The proposed implementation simply overloads the train_step of a given tf.keras.Model, to update correctly according to a user-specified number of accumulation steps. This enables gradient accumulation, which reduces memory consumption and enables usage of theoretically infinitely large batch size (among other things), at the cost of increased training runtime.

Implementation is compatible with and have been tested against TF >= 2.2 and Python >= 3.6, and works cross-platform (Ubuntu, Windows, macOS).

Install

Stable release:

pip install https://github.com/andreped/GradientAccumulator/releases/download/v0.1.2/GradientAccumulator-0.1.2-py3-none-any.whl

Or from source:

pip install git+https://github.com/andreped/GradientAccumulator

Usage

from GradientAccumulator.GAModelWrapper import GAModelWrapper
from tensorflow.keras.models import Model

model = Model(...)
model = GAModelWrapper(n_gradients=4, inputs=model.input, outputs=model.output)

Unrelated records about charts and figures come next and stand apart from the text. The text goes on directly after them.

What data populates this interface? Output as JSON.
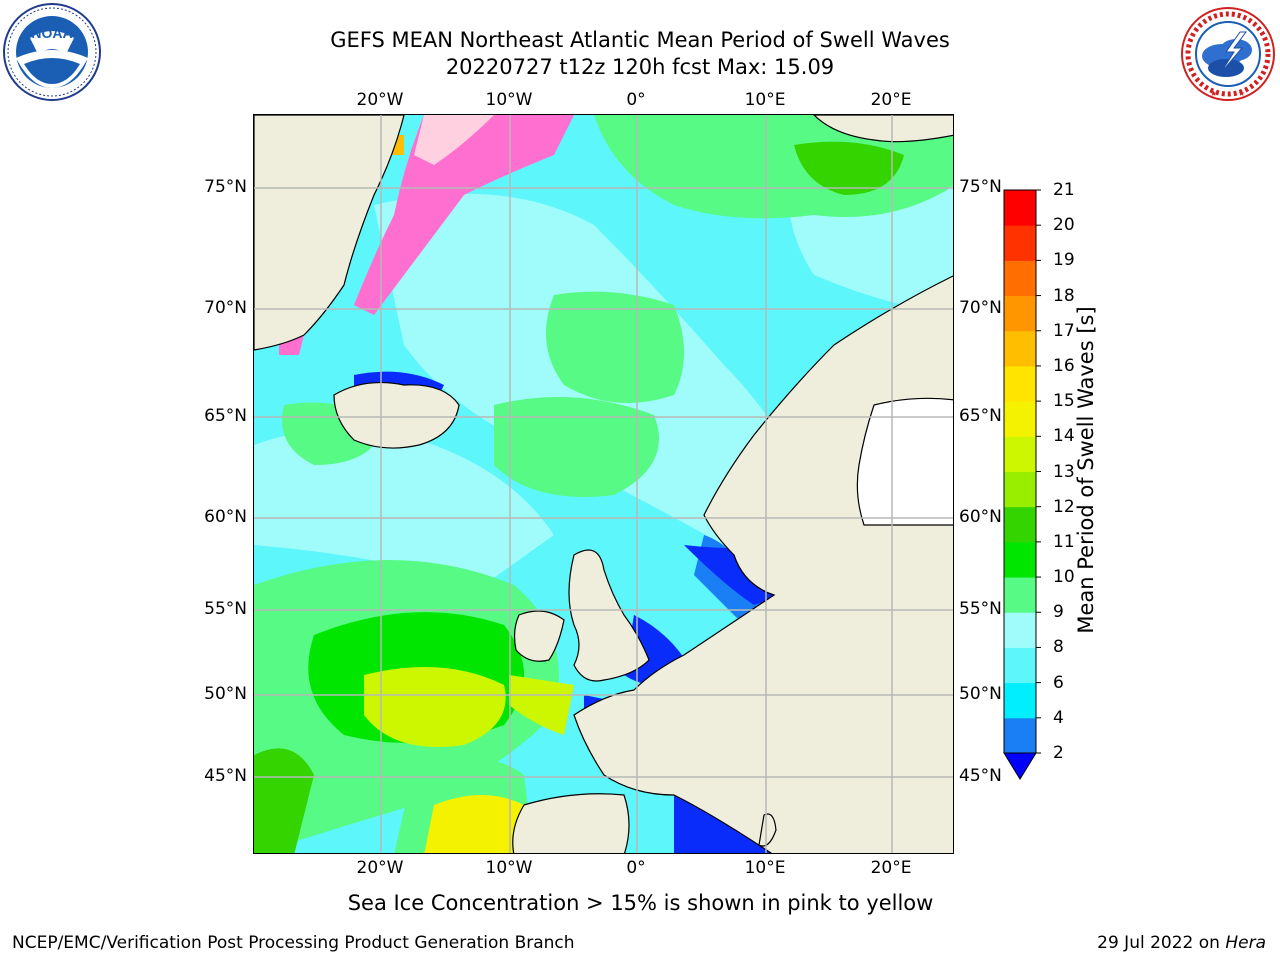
{
  "header": {
    "title_line1": "GEFS MEAN Northeast Atlantic Mean Period of Swell Waves",
    "title_line2": "20220727 t12z 120h fcst   Max: 15.09"
  },
  "logos": {
    "left": {
      "icon": "noaa-logo",
      "text": "NOAA",
      "ring_text": "NATIONAL OCEANIC AND ATMOSPHERIC ADMINISTRATION · U.S. DEPARTMENT OF COMMERCE"
    },
    "right": {
      "icon": "nws-logo",
      "ring_text": "NATIONAL WEATHER SERVICE"
    }
  },
  "map": {
    "longitude_labels": [
      "20°W",
      "10°W",
      "0°",
      "10°E",
      "20°E"
    ],
    "latitude_labels": [
      "75°N",
      "70°N",
      "65°N",
      "60°N",
      "55°N",
      "50°N",
      "45°N"
    ],
    "colors": {
      "land": "#efeedd",
      "grid": "#b8b8b8",
      "ocean_base": "#5cf6fb"
    }
  },
  "colorbar": {
    "label": "Mean Period of Swell Waves [s]",
    "tick_labels": [
      "2",
      "4",
      "6",
      "8",
      "9",
      "10",
      "11",
      "12",
      "13",
      "14",
      "15",
      "16",
      "17",
      "18",
      "19",
      "20",
      "21"
    ],
    "colors": [
      "#0a2cfa",
      "#1a7ef4",
      "#00eefe",
      "#5cf6fb",
      "#9ffcfb",
      "#58fa86",
      "#00e600",
      "#33d400",
      "#99ee00",
      "#ccf700",
      "#f5f200",
      "#ffe400",
      "#ffbe00",
      "#ff9600",
      "#ff6e00",
      "#ff3200",
      "#ff0000"
    ],
    "extend_color": "#0000ff"
  },
  "subtitle": "Sea Ice Concentration > 15% is shown in pink to yellow",
  "footer": {
    "left": "NCEP/EMC/Verification Post Processing Product Generation Branch",
    "date": "29 Jul 2022 on",
    "host": "Hera"
  }
}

Then simply use the model as you normally would!

Mixed precision

There has also been added experimental support for mixed precision:

from tensorflow.keras import mixed_precision

mixed_precision.set_global_policy('mixed_float16')
model = GAModelWrapper(n_gradients=4, mixed_precision=True, inputs=model.input, outputs=model.output)

Disclaimer

In theory, one should be able to get identical results for batch training and using gradient accumulation. However, in practice, one may observe a slight difference. One of the cause may be when operations are used (or layers/optimizer/etc) that update for each step, such as Batch Normalization. It is not recommended to use BN with GA, as BN would update too frequently. However, you could try to adjust the momentum of BN (see here).

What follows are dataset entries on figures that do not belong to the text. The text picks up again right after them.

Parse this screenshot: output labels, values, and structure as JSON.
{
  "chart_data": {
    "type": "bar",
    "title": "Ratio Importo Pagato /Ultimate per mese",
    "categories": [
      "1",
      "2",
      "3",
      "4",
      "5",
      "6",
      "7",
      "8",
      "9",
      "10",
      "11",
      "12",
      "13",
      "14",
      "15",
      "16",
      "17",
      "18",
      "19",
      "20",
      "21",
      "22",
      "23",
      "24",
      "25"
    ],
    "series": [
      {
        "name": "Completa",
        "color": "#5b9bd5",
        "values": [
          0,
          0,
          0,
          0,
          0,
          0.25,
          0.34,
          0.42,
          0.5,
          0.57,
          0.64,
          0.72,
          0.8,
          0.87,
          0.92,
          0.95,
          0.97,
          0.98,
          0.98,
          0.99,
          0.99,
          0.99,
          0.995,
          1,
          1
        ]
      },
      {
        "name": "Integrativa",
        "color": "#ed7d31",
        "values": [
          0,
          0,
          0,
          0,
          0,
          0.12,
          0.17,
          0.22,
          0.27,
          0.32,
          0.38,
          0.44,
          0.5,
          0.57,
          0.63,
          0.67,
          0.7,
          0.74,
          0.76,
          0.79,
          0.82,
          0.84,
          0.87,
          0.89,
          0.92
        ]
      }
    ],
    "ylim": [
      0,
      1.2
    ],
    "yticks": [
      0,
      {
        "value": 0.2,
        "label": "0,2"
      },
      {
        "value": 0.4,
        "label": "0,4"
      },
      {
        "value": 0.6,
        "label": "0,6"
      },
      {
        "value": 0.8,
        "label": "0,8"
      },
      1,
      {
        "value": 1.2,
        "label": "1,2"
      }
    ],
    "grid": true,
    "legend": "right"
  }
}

It was also observed a small difference when using adaptive optimizers, which I believe might be due to how frequently they are updated. Nonetheless, for the optimizers, the difference was quite small, and one may approximate batch training quite well using our GA implementation, as rigorously tested here).

TODOs:

  • Add generic wrapper class for adding accumulated gradients to any optimizer
  • Add CI to build wheel and test that it works across different python versions, TF versions, and operating systems.
  • Add benchmarks to verfiy that accumulated gradients actually work as intended
  • Add class_weight support
  • GAModelWrapper gets expected identical results to batch training!
  • Test method for memory leaks
  • Add multi-input/-output architecture support
  • Add mixed precision support
  • Add wrapper class for BatchNormalization layer, similar as done for optimizers
  • Add proper multi-GPU support

Acknowledgements

This implementation is based on the implementation presented in this thread on stack overflow.

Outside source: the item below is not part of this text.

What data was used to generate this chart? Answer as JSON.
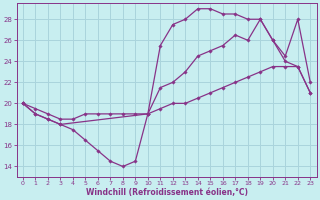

This repository serves as an open solution for everyone to use, until TF/Keras integrates a proper solution into their framework(s).

Troubleshooting

Overloading of train_step method of tf.keras.Model was introduced in TF 2.2, hence, this code is compatible with TF >= 2.2.

Also, note that TF depends on different python versions. If you are having problems getting TF working, try a different TF version or python version.

For TF 1, I suggest using the AccumOptimizer implementation in the H2G-Net repository instead, which wraps the optimizer instead of overloading the train_step of the Model itself (new feature in TF2).